El camión apareció antes de lo previsto. La grúa enganchó la caja y la depositó con suavidad en el hueco destinado a albergarla. Dejé que fueran haciendo su trabajo. Saqué unos cigarrillos y fumé sentado en la furgoneta. En la radio sonaba una canción de Pearl Jam. Iván se acercó y cogió un pitillo de mi paquete.


–Pensé que lo habías dejado.


–Intenté hacerlo. Es imposible.


–Perdona si últimamente he sido pesado contigo. Has estado un poco raro.
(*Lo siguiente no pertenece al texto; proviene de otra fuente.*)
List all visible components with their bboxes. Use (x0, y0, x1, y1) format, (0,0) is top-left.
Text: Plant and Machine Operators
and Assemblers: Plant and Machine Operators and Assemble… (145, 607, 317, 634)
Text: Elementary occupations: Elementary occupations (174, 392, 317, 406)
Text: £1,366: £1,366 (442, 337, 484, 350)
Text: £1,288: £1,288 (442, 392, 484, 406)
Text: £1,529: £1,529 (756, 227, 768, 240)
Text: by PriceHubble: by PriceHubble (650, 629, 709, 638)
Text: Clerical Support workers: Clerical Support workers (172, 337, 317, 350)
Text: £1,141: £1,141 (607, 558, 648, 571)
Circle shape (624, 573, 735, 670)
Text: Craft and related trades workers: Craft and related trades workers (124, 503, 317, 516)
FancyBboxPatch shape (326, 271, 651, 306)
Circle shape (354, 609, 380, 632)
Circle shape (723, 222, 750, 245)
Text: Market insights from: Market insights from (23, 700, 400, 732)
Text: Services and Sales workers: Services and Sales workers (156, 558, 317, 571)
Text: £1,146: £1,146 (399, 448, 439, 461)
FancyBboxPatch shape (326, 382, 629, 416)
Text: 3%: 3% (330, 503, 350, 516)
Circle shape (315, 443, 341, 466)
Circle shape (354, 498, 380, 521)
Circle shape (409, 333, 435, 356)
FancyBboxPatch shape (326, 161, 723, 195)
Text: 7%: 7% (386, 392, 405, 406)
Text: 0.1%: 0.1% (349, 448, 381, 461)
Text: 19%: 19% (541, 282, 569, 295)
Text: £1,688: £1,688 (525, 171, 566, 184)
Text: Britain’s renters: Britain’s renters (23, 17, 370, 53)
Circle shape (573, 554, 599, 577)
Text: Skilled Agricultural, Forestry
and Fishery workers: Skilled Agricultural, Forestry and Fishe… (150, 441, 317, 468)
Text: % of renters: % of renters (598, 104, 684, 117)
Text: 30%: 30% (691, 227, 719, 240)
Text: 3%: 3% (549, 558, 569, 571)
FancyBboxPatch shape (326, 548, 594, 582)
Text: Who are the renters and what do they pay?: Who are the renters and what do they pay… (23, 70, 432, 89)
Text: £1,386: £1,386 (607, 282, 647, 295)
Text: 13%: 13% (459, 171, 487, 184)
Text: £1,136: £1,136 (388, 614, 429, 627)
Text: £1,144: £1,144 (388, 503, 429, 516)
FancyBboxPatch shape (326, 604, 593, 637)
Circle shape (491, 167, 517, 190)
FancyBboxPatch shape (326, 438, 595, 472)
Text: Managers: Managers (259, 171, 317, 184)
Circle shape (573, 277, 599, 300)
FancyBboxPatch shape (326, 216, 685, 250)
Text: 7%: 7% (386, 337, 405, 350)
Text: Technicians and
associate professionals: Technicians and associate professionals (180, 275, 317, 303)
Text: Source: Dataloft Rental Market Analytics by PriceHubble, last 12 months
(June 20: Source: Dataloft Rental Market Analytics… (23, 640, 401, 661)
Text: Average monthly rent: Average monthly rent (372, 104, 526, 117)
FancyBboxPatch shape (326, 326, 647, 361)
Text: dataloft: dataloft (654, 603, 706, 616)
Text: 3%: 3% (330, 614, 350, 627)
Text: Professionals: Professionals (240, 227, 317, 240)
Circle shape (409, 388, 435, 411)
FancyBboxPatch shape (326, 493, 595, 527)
Me daba miedo que hicieras algo de lo que te pudieras arrepentir.


–Tienes razón. 


Se quedó mirando hacia mí hasta que seguí hablando. 


–Has estado un poco pesado.


Se partió de risa. Señaló hacia mi camiseta.


–¿Desde cuándo tienes la camiseta del Milán de van Basten?


–Hace muchos años. Pero solo me la pongo en días especiales. 


–Un equipazo.


–Un puto equipazo. El mejor de Europa.


Seguí fumando con la vista clavada en la tierra. De repente volví a sentir esas ganas. Ganas de toparme con una escoria como aquella y darle su merecido.